ROBOTS.TXT


Robots, Crawlers, Spiders etc are all recognized with the same. These crawlers indexes our website in their search engine databases. Google robots are called as Googlebot, Yahoo robots are called as Yahoo Slurp and MSN robots are called as MSN bot.


robots.txt is a text file which is created at the time of creating a website. This name is case sensitive, maintain all the letters to be lower case.


We give the instruction to the search engine through this file robots.txt file. robots.txt file guides the search engines whether to include or exclude the particular file or directory in its database. We create this file to hide the sensitive information from displaying them in the search engine results.


We place this file robots.txt in the root directory.
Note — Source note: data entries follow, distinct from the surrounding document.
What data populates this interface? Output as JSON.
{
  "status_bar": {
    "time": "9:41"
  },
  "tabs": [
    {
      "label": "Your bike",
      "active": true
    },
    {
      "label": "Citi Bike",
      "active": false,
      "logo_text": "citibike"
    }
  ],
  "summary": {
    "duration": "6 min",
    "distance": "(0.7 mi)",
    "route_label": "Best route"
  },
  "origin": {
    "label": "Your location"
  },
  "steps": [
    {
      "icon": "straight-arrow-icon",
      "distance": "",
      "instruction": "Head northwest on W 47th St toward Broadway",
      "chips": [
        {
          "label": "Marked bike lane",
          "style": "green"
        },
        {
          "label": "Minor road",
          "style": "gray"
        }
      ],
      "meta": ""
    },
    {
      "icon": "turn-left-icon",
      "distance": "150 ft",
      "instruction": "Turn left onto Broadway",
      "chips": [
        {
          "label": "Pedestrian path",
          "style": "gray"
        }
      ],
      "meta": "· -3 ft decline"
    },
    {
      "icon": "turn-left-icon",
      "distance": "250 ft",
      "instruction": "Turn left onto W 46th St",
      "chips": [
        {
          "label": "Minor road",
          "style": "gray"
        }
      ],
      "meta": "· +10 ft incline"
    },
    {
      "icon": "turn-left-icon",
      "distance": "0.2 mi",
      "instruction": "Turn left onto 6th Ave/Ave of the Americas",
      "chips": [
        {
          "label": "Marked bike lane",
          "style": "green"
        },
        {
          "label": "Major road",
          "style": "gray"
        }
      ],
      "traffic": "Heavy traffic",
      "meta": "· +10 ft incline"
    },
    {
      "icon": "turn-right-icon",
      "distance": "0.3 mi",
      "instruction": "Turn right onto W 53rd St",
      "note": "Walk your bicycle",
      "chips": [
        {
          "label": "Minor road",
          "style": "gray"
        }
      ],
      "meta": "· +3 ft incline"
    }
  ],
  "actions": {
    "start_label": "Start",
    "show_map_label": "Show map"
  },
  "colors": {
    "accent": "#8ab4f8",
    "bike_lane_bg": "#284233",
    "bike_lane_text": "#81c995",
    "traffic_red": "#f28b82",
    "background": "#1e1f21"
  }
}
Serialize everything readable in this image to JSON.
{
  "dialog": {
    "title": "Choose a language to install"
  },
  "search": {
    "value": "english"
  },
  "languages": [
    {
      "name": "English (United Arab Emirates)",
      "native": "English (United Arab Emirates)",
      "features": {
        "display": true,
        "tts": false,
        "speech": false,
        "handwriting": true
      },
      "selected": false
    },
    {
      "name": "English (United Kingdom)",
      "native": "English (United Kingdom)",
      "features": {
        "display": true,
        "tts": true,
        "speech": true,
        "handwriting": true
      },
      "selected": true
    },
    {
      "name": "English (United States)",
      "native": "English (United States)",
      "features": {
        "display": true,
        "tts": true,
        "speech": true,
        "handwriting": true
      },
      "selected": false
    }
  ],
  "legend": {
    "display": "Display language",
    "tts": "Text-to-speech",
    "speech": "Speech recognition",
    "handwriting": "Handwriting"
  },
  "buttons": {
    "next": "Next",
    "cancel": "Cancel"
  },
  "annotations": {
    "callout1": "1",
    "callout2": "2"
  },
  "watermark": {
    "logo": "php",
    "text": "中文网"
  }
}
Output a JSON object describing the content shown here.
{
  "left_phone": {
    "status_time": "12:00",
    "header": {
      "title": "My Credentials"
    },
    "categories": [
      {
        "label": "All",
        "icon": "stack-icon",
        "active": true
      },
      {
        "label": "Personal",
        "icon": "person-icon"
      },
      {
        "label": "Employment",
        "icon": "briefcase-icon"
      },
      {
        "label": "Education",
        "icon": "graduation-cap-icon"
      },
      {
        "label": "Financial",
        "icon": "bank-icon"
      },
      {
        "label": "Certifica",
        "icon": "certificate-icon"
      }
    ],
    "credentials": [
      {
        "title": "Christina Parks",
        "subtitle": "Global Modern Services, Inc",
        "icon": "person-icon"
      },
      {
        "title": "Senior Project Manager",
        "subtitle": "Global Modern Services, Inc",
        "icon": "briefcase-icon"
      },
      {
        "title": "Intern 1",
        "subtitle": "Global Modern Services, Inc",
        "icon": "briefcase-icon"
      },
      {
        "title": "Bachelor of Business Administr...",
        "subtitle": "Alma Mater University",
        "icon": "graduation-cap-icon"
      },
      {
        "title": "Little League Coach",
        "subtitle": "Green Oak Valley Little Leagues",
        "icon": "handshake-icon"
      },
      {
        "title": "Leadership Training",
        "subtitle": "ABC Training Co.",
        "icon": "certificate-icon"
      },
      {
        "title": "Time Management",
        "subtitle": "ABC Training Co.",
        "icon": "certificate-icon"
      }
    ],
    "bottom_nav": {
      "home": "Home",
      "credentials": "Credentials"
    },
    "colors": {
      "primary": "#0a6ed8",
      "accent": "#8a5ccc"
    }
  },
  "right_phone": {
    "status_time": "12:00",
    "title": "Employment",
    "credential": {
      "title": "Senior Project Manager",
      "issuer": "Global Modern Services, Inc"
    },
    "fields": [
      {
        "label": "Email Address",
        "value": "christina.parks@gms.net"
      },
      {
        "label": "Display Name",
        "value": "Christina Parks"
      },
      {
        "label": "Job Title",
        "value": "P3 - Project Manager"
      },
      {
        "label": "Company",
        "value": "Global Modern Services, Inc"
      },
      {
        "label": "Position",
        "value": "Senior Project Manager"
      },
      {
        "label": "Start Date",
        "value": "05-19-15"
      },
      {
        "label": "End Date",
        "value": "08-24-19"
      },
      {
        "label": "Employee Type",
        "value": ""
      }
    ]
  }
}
That means we place this file besides the index file of our website.





How to create a robots.txt file ?


Example: robots.txt example

User-agent: *
Disallow: /examples_folder/example.html

User-agent: * means that the instruction is for all the search engine crawlers.
Disallow: instructs the crawler not to index the file /example_folder/example.html

If there are many files which you don't want them to be crawlerd. we can give many Disallow: command for every file.


Example:

User-agent: *
Disallow: /examples_folder/example.html
Disallow: /examples_folder/example22.html
Disallow: /howto/sample.html


If you want all the files from a folder not be crawled by the search engines. The we give the command as Disallow: /example_folder. All the files inside this folder will not be indexed.



NOTE: There is an another process of giving the instruction. We do that through <meta> tag in the head section of every page.